- Chinese companies are showing interest in U.S. campuses and educational properties, according to Inside Higher Ed, which recounts an ongoing lawsuit involving the purchase of a functioning but financially troubled nonprofit music college in New Jersey.
- The potential $40 million sale of that institution, Westminster Choir College, to the for-profit Beijing Kaiwen Education Technology Company is being disputed over questions of academic freedom, politics and land use. Westminster is part of Rider University.
- The Chinese company owns only K-12 schools in China and is new to the education space, operating as Jiangsu Zhongtai Bridge Steel Structure Company until earlier this year. Rider officials expect to sell Westminster after plans to absorb the institution were protested.
Other colleges have drawn the interest of Chinese investors, Bloomberg reported, including those that have closed due to financial problems or accreditation issues. Their investment comes at a time when foreign interest in U.S. companies has dropped dramatically, according to CNN, which notes that spending was down 32% year-over-year in 2017 and $180 billion off a historic high set in 2015.
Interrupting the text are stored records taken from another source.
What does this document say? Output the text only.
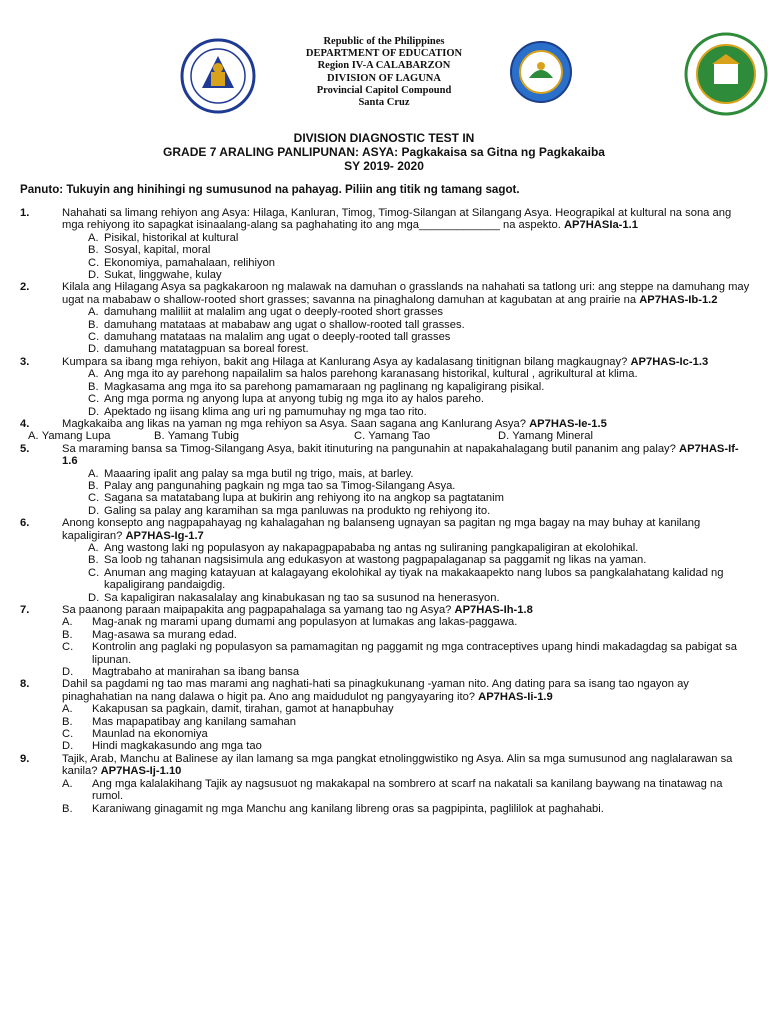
Republic of the Philippines
DEPARTMENT OF EDUCATION
Region IV-A CALABARZON
DIVISION OF LAGUNA
Provincial Capitol Compound
Santa Cruz
DIVISION DIAGNOSTIC TEST IN
GRADE 7 ARALING PANLIPUNAN: ASYA: Pagkakaisa sa Gitna ng Pagkakaiba
SY 2019- 2020
Panuto: Tukuyin ang hinihingi ng sumusunod na pahayag. Piliin ang titik ng tamang sagot.
1.	Nahahati sa limang rehiyon ang Asya: Hilaga, Kanluran, Timog, Timog-Silangan at Silangang Asya. Heograpikal at kultural na sona ang mga rehiyong ito sapagkat isinaalang-alang sa paghahating ito ang mga_____________ na aspekto. AP7HASIa-1.1
A. Pisikal, historikal at kultural
B. Sosyal, kapital, moral
C. Ekonomiya, pamahalaan, relihiyon
D. Sukat, linggwahe, kulay
2.	Kilala ang Hilagang Asya sa pagkakaroon ng malawak na damuhan o grasslands na nahahati sa tatlong uri: ang steppe na damuhang may ugat na mababaw o shallow-rooted short grasses; savanna na pinaghalong damuhan at kagubatan at ang prairie na AP7HAS-Ib-1.2
A. damuhang maliliit at malalim ang ugat o deeply-rooted short grasses
B. damuhang matataas at mababaw ang ugat o shallow-rooted tall grasses.
C. damuhang matataas na malalim ang ugat o deeply-rooted tall grasses
D. damuhang matatagpuan sa boreal forest.
3.	Kumpara sa ibang mga rehiyon, bakit ang Hilaga at Kanlurang Asya ay kadalasang tinitignan bilang magkaugnay? AP7HAS-Ic-1.3
A. Ang mga ito ay parehong napailalim sa halos parehong karanasang historikal, kultural , agrikultural at klima.
B. Magkasama ang mga ito sa parehong pamamaraan ng paglinang ng kapaligirang pisikal.
C. Ang mga porma ng anyong lupa at anyong tubig ng mga ito ay halos pareho.
D. Apektado ng iisang klima ang uri ng pamumuhay ng mga tao rito.
4.	Magkakaiba ang likas na yaman ng mga rehiyon sa Asya. Saan sagana ang Kanlurang Asya? AP7HAS-Ie-1.5
A. Yamang Lupa	B. Yamang Tubig	C. Yamang Tao	D. Yamang Mineral
5.	Sa maraming bansa sa Timog-Silangang Asya, bakit itinuturing na pangunahin at napakahalagang butil pananim ang palay? AP7HAS-If-1.6
A. Maaaring ipalit ang palay sa mga butil ng trigo, mais, at barley.
B. Palay ang pangunahing pagkain ng mga tao sa Timog-Silangang Asya.
C. Sagana sa matatabang lupa at bukirin ang rehiyong ito na angkop sa pagtatanim
D. Galing sa palay ang karamihan sa mga panluwas na produkto ng rehiyong ito.
6.	Anong konsepto ang nagpapahayag ng kahalagahan ng balanseng ugnayan sa pagitan ng mga bagay na may buhay at kanilang kapaligiran? AP7HAS-Ig-1.7
A. Ang wastong laki ng populasyon ay nakapagpapababa ng antas ng suliraning pangkapaligiran at ekolohikal.
B. Sa loob ng tahanan nagsisimula ang edukasyon at wastong pagpapalaganap sa paggamit ng likas na yaman.
C. Anuman ang maging katayuan at kalagayang ekolohikal ay tiyak na makakaapekto nang lubos sa pangkalahatang kalidad ng kapaligirang pandaigdig.
D. Sa kapaligiran nakasalalay ang kinabukasan ng tao sa susunod na henerasyon.
7.	Sa paanong paraan maipapakita ang pagpapahalaga sa yamang tao ng Asya? AP7HAS-Ih-1.8
A. Mag-anak ng marami upang dumami ang populasyon at lumakas ang lakas-paggawa.
B. Mag-asawa sa murang edad.
C. Kontrolin ang paglaki ng populasyon sa pamamagitan ng paggamit ng mga contraceptives upang hindi makadagdag sa pabigat sa lipunan.
D. Magtrabaho at manirahan sa ibang bansa
8.	Dahil sa pagdami ng tao mas marami ang naghati-hati sa pinagkukunang -yaman nito. Ang dating para sa isang tao ngayon ay pinaghahatian na nang dalawa o higit pa. Ano ang maidudulot ng pangyayaring ito? AP7HAS-Ii-1.9
A. Kakapusan sa pagkain, damit, tirahan, gamot at hanapbuhay
B. Mas mapapatibay ang kanilang samahan
C. Maunlad na ekonomiya
D. Hindi magkakasundo ang mga tao
9.	Tajik, Arab, Manchu at Balinese ay ilan lamang sa mga pangkat etnolinggwistiko ng Asya. Alin sa mga sumusunod ang naglalarawan sa kanila? AP7HAS-Ij-1.10
A. Ang mga kalalakihang Tajik ay nagsusuot ng makakapal na sombrero at scarf na nakatali sa kanilang baywang na tinatawag na rumol.
B. Karaniwang ginagamit ng mga Manchu ang kanilang libreng oras sa pagpipinta, paglililok at paghahabi.
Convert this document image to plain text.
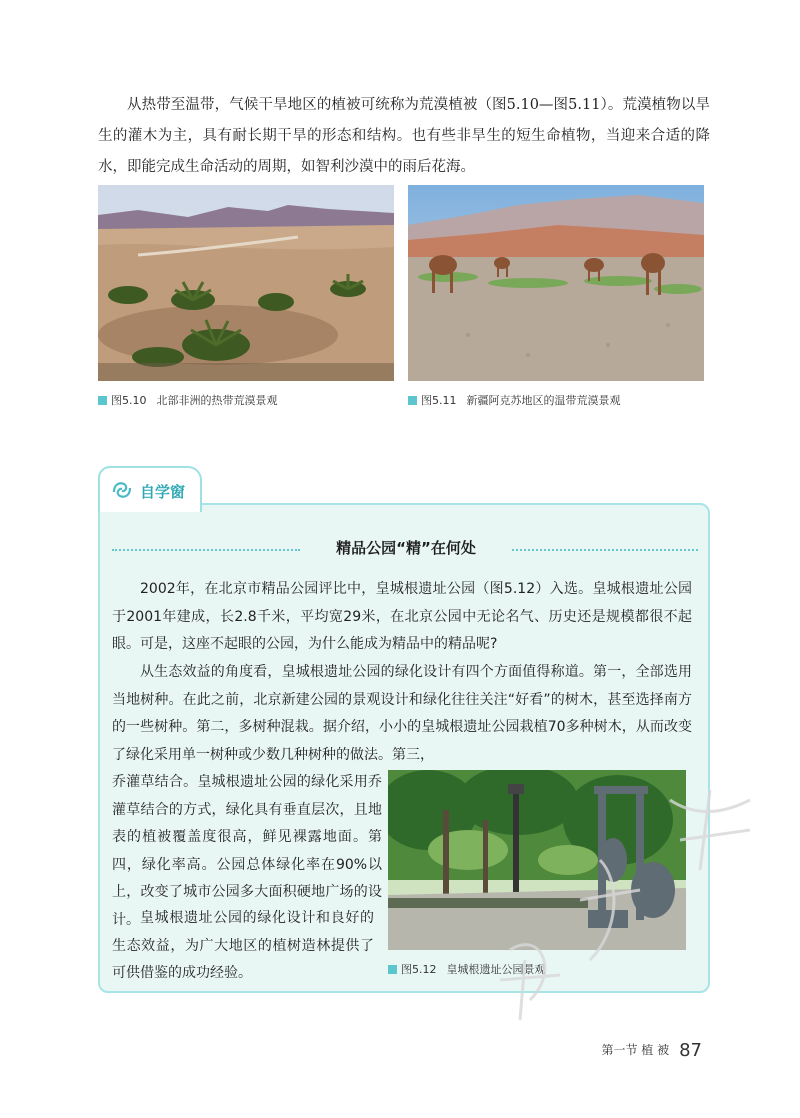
从热带至温带，气候干旱地区的植被可统称为荒漠植被（图5.10—图5.11）。荒漠植物以旱生的灌木为主，具有耐长期干旱的形态和结构。也有些非旱生的短生命植物，当迎来合适的降水，即能完成生命活动的周期，如智利沙漠中的雨后花海。

图5.10 北部非洲的热带荒漠景观	图5.11 新疆阿克苏地区的温带荒漠景观
自学窗
精品公园“精”在何处

2002年，在北京市精品公园评比中，皇城根遗址公园（图5.12）入选。皇城根遗址公园于2001年建成，长2.8千米，平均宽29米，在北京公园中无论名气、历史还是规模都很不起眼。可是，这座不起眼的公园，为什么能成为精品中的精品呢?

从生态效益的角度看，皇城根遗址公园的绿化设计有四个方面值得称道。第一，全部选用当地树种。在此之前，北京新建公园的景观设计和绿化往往关注“好看”的树木，甚至选择南方的一些树种。第二，多树种混栽。据介绍，小小的皇城根遗址公园栽植70多种树木，从而改变了绿化采用单一树种或少数几种树种的做法。第三，

乔灌草结合。皇城根遗址公园的绿化采用乔灌草结合的方式，绿化具有垂直层次，且地表的植被覆盖度很高，鲜见裸露地面。第四，绿化率高。公园总体绿化率在90%以上，改变了城市公园多大面积硬地广场的设计。 皇城根遗址公园的绿化设计和良好的生态效益，为广大地区的植树造林提供了可供借鉴的成功经验。	图5.12 皇城根遗址公园景观
第一节 植 被 87
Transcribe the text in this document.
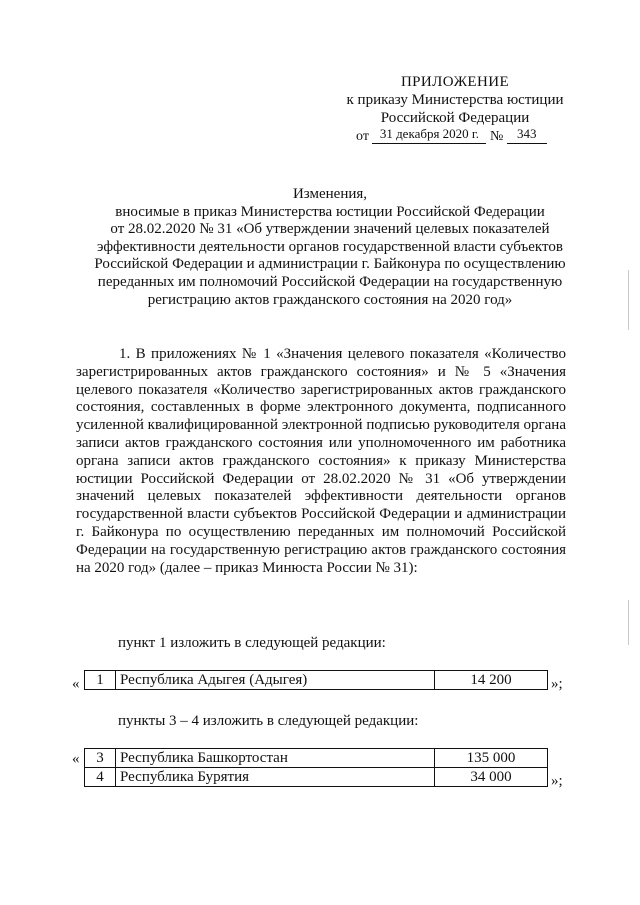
ПРИЛОЖЕНИЕ
к приказу Министерства юстиции
Российской Федерации
от 31 декабря 2020 г. № 343
Изменения,
вносимые в приказ Министерства юстиции Российской Федерации
от 28.02.2020 № 31 «Об утверждении значений целевых показателей
эффективности деятельности органов государственной власти субъектов
Российской Федерации и администрации г. Байконура по осуществлению
переданных им полномочий Российской Федерации на государственную
регистрацию актов гражданского состояния на 2020 год»
1. В приложениях № 1 «Значения целевого показателя «Количество зарегистрированных актов гражданского состояния» и № 5 «Значения целевого показателя «Количество зарегистрированных актов гражданского состояния, составленных в форме электронного документа, подписанного усиленной квалифицированной электронной подписью руководителя органа записи актов гражданского состояния или уполномоченного им работника органа записи актов гражданского состояния» к приказу Министерства юстиции Российской Федерации от 28.02.2020 № 31 «Об утверждении значений целевых показателей эффективности деятельности органов государственной власти субъектов Российской Федерации и администрации г. Байконура по осуществлению переданных им полномочий Российской Федерации на государственную регистрацию актов гражданского состояния на 2020 год» (далее – приказ Минюста России № 31):
пункт 1 изложить в следующей редакции:
« 1	Республика Адыгея (Адыгея)	14 200	»;
пункты 3 – 4 изложить в следующей редакции:
« 3	Республика Башкортостан	135 000
4	Республика Бурятия	34 000	»;
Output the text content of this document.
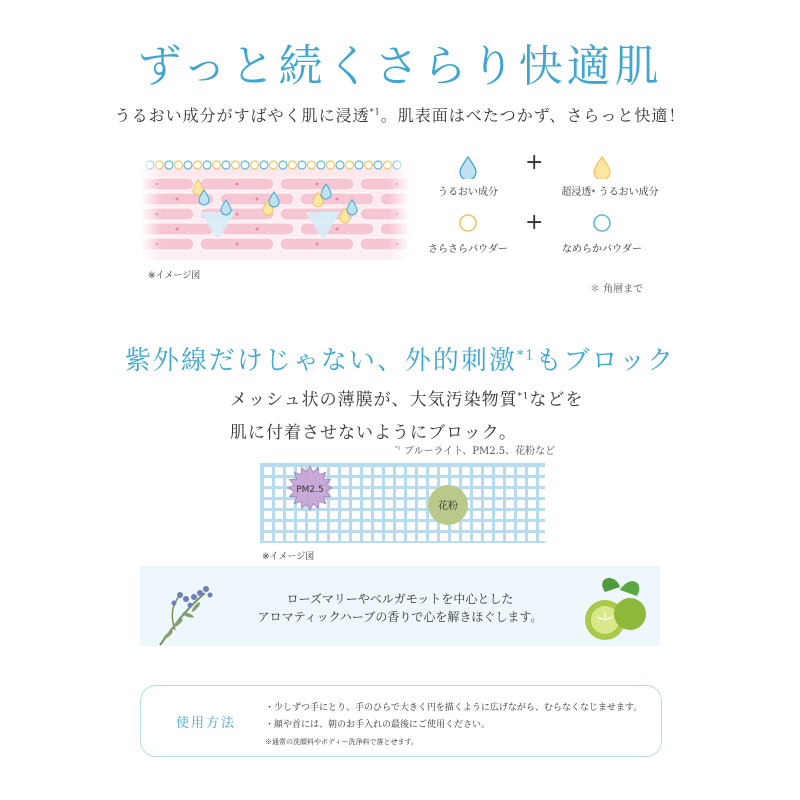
ずっと続くさらり快適肌
うるおい成分がすばやく肌に浸透$^{*1}$。肌表面はべたつかず、さらっと快適！
※イメージ図
うるおい成分
+
超浸透* うるおい成分
さらさらパウダー
+
なめらかパウダー
＊ 角層まで
紫外線だけじゃない、外的刺激$^{*1}$もブロック
メッシュ状の薄膜が、大気汚染物質$^{*1}$などを
肌に付着させないようにブロック。
$^{*1}$ ブルーライト、PM2.5、花粉など
PM2.5
花粉
※イメージ図
ローズマリーやベルガモットを中心とした
アロマティックハーブの香りで心を解きほぐします。
使用方法
・少しずつ手にとり、手のひらで大きく円を描くように広げながら、むらなくなじませます。
・顔や首には、朝のお手入れの最後にご使用ください。
※通常の洗顔料やボディー洗浄料で落とせます。
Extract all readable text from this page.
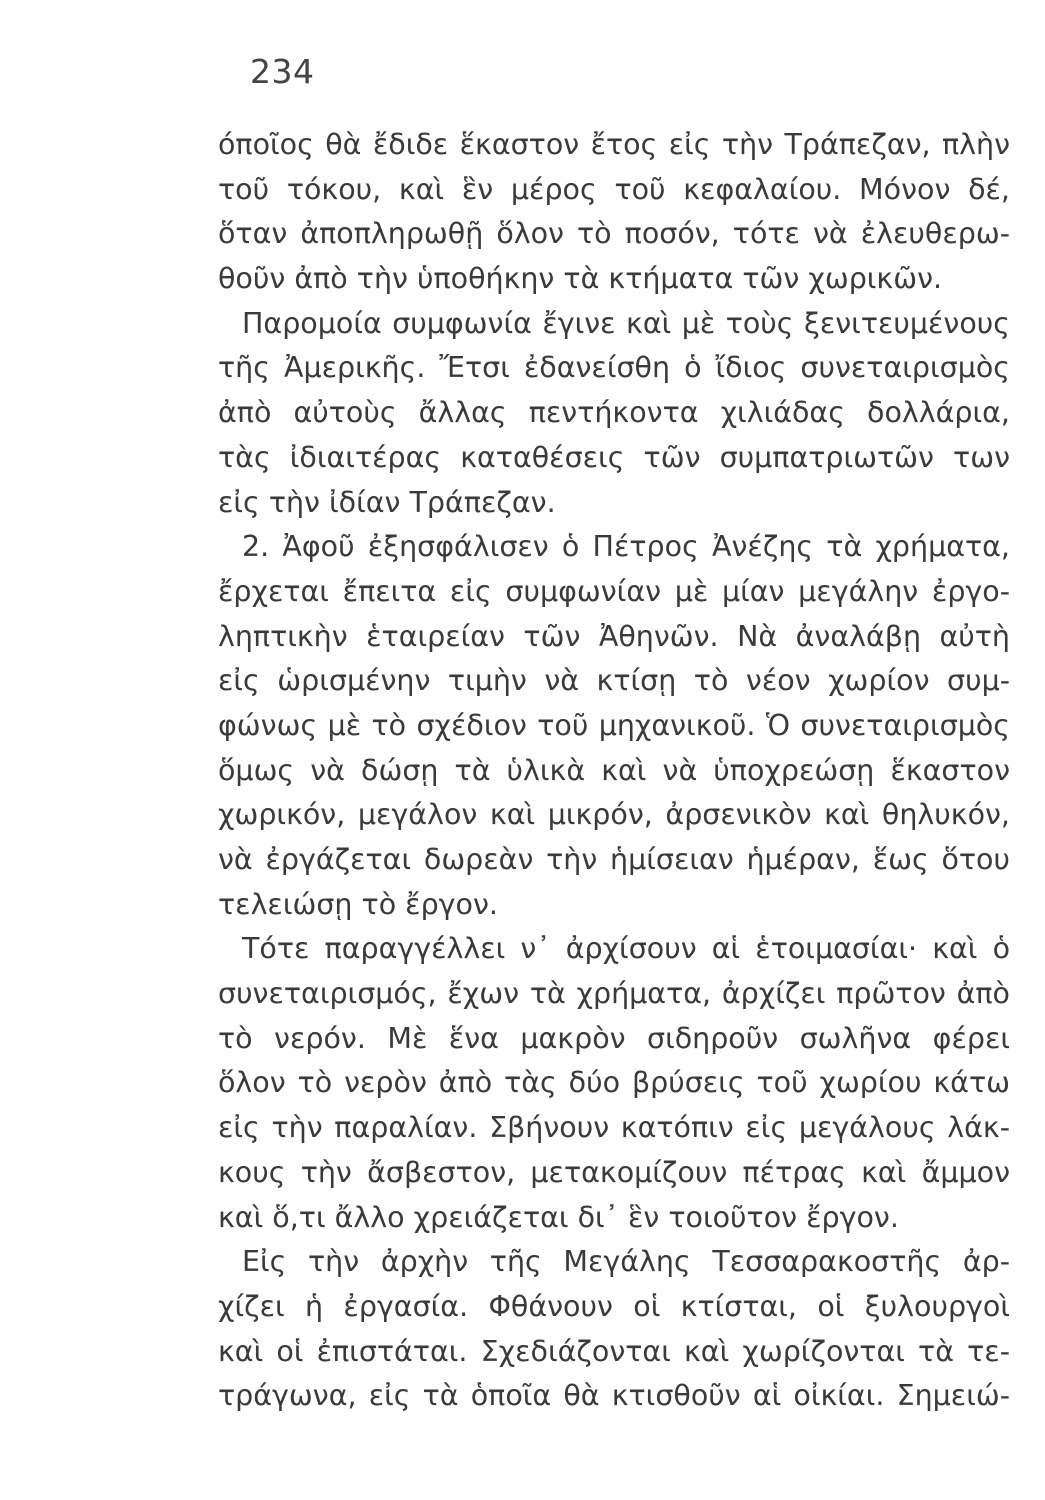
234
όποῖος θὰ ἔδιδε ἕκαστον ἔτος εἰς τὴν Τράπεζαν, πλὴν
τοῦ τόκου, καὶ ἓν μέρος τοῦ κεφαλαίου. Μόνον δέ,
ὅταν ἀποπληρωθῇ ὅλον τὸ ποσόν, τότε νὰ ἐλευθερω-
θοῦν ἀπὸ τὴν ὑποθήκην τὰ κτήματα τῶν χωρικῶν.
Παρομοία συμφωνία ἔγινε καὶ μὲ τοὺς ξενιτευμένους
τῆς Ἀμερικῆς. Ἔτσι ἐδανείσθη ὁ ἴδιος συνεταιρισμὸς
ἀπὸ αὐτοὺς ἄλλας πεντήκοντα χιλιάδας δολλάρια,
τὰς ἰδιαιτέρας καταθέσεις τῶν συμπατριωτῶν των
εἰς τὴν ἰδίαν Τράπεζαν.
2. Ἀφοῦ ἐξησφάλισεν ὁ Πέτρος Ἀνέζης τὰ χρήματα,
ἔρχεται ἔπειτα εἰς συμφωνίαν μὲ μίαν μεγάλην ἐργο-
ληπτικὴν ἑταιρείαν τῶν Ἀθηνῶν. Νὰ ἀναλάβῃ αὐτὴ
εἰς ὡρισμένην τιμὴν νὰ κτίσῃ τὸ νέον χωρίον συμ-
φώνως μὲ τὸ σχέδιον τοῦ μηχανικοῦ. Ὁ συνεταιρισμὸς
ὅμως νὰ δώσῃ τὰ ὑλικὰ καὶ νὰ ὑποχρεώσῃ ἕκαστον
χωρικόν, μεγάλον καὶ μικρόν, ἀρσενικὸν καὶ θηλυκόν,
νὰ ἐργάζεται δωρεὰν τὴν ἡμίσειαν ἡμέραν, ἕως ὅτου
τελειώσῃ τὸ ἔργον.
Τότε παραγγέλλει ν᾽ ἀρχίσουν αἱ ἑτοιμασίαι· καὶ ὁ
συνεταιρισμός, ἔχων τὰ χρήματα, ἀρχίζει πρῶτον ἀπὸ
τὸ νερόν. Μὲ ἕνα μακρὸν σιδηροῦν σωλῆνα φέρει
ὅλον τὸ νερὸν ἀπὸ τὰς δύο βρύσεις τοῦ χωρίου κάτω
εἰς τὴν παραλίαν. Σβήνουν κατόπιν εἰς μεγάλους λάκ-
κους τὴν ἄσβεστον, μετακομίζουν πέτρας καὶ ἄμμον
καὶ ὅ,τι ἄλλο χρειάζεται δι᾽ ἓν τοιοῦτον ἔργον.
Εἰς τὴν ἀρχὴν τῆς Μεγάλης Τεσσαρακοστῆς ἀρ-
χίζει ἡ ἐργασία. Φθάνουν οἱ κτίσται, οἱ ξυλουργοὶ
καὶ οἱ ἐπιστάται. Σχεδιάζονται καὶ χωρίζονται τὰ τε-
τράγωνα, εἰς τὰ ὁποῖα θὰ κτισθοῦν αἱ οἰκίαι. Σημειώ-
For example, the 53-acre site of the former Daniel Webster College in Nashua, New Hampshire, was acquired for $11.6 million by an undisclosed Chinese interest who city officials said hopes to start a college in the U.S., according to the New Hampshire Union Leader. A local newspaper in Virginia reported that Chinese investors purchased the former Saint Paul's College for $2.5 million soon after it was put it on the market.
And in November, Ambow Education, which offers tutoring and career consulting services throughout China, purchased Bay State College in Boston in the hopes of using it to create an educational pathway for Chinese students to attend U.S. colleges.
Chinese investors are among those from several countries investing in student housing in and around U.S. college campuses, the Wall Street Journal reported. The investors see the student housing sector as immune to most market cycles, even in real estate, and in need of considerable modernization. U.S. colleges are currently grappling with a housing shortage that such investment could help alleviate.